A couple of weeks ago Melissa had a guest post on our friend Annie’s blog. Side note: our friend Annie is a real writer, and a good one. Check out her book, especially if you have tween or teenage girls.
Melissa’s post was about how single women can love their mom friends. We’ve heard a good bit of advice on how married folks can love (and be sensitive to) singles– advice we need and appreciate– and not much going the other way. I am far from objective but thought her post was terrific. Also, Annie the Real Writer had a good response the next day.
One theme that emerged in the comments was that singles and parents want what each other has. Parents (myself included) look at our single friends and see sleeping late on Saturdays, spontaneous dinners out, freedom from worrying about whether somebody should go to the doctor, etc. But mostly the sleep. I cannot emphasize this enough.
At the same time, singles look at families and see love with security, a deep sense of home, belonging. For many, the family with kids and all the craziness that whole scene brings is the picture of what they want, and fear they might not get. I remember how much I ached for kids of my own, even when surrounded by friends’ kids I loved.
The grass is always greener on the other side.
It’s tempting to respond to this tendency with a sort of equivalency argument. “Well, some things are better about being single; some things are better about being married with kids.” But that’s kind of cheap. It’s not a zero sum game. I do miss sleep (and Melissa misses a lot more of it), but I wouldn’t trade being a dad for anything. I love our family life, but it means other relationships go on the back burner. Less time to do things that are fun and good. There are gains and there are losses, and to try to equal them out cheapens both.
When we have our “grass is greener” moments, we shouldn’t indulge them and grow bitter at those who have what we want.
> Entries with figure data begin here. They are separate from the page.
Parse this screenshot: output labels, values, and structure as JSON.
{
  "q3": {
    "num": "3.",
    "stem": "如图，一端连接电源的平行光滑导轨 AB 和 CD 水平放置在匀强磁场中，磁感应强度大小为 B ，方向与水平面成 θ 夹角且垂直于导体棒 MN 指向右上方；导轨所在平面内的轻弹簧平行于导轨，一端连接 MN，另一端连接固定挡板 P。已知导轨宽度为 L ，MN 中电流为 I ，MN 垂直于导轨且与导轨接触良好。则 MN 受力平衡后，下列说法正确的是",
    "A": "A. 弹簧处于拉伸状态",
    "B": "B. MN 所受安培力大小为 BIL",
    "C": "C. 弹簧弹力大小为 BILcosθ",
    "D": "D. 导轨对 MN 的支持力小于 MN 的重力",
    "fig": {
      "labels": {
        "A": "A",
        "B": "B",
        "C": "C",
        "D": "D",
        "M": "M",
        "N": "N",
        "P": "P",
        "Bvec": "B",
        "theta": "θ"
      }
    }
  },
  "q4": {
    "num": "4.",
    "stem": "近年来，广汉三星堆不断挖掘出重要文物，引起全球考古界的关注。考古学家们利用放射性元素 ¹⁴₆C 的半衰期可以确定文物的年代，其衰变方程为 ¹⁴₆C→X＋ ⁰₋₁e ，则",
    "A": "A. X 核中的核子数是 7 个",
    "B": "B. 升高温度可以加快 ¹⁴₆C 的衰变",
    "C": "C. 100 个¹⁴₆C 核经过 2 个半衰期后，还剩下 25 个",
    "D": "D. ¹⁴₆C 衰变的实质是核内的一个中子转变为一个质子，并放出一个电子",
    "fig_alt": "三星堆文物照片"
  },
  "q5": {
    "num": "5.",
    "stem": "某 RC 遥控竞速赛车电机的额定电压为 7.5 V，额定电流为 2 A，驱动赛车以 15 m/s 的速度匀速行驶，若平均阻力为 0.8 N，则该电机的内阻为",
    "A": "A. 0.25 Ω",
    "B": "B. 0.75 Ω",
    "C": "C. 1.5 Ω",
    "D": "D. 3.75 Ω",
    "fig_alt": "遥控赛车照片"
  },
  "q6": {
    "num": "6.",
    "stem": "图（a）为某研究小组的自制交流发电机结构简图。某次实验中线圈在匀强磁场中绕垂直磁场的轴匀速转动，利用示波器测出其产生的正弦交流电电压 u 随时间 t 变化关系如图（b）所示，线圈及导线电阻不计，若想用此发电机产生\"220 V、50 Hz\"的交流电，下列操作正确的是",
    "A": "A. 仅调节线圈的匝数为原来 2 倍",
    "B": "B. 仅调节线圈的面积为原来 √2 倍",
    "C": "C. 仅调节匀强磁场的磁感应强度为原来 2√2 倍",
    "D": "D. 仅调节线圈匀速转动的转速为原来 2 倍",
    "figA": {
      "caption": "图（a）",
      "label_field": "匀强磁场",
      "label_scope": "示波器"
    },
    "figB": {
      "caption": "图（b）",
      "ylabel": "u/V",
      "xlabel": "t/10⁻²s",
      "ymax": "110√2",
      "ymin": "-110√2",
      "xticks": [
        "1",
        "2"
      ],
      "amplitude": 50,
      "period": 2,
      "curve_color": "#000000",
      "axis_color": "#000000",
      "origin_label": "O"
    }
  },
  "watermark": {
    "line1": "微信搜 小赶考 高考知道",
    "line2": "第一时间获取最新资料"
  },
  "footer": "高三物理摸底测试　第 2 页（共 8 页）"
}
But maybe we shouldn’t talk ourselves out of them with “well, at least” arguments, either. I think, instead, we must acknowledge that there is much that is beautiful and much that is hard in every season. The hard doesn’t take away the beauty, nor the beauty the hardness. They’re both just there. We can relish one, mourn the other, and know that most of both is temporary. The greenest pastures here have nothing on those beyond. And there we’ll get all the rest we need.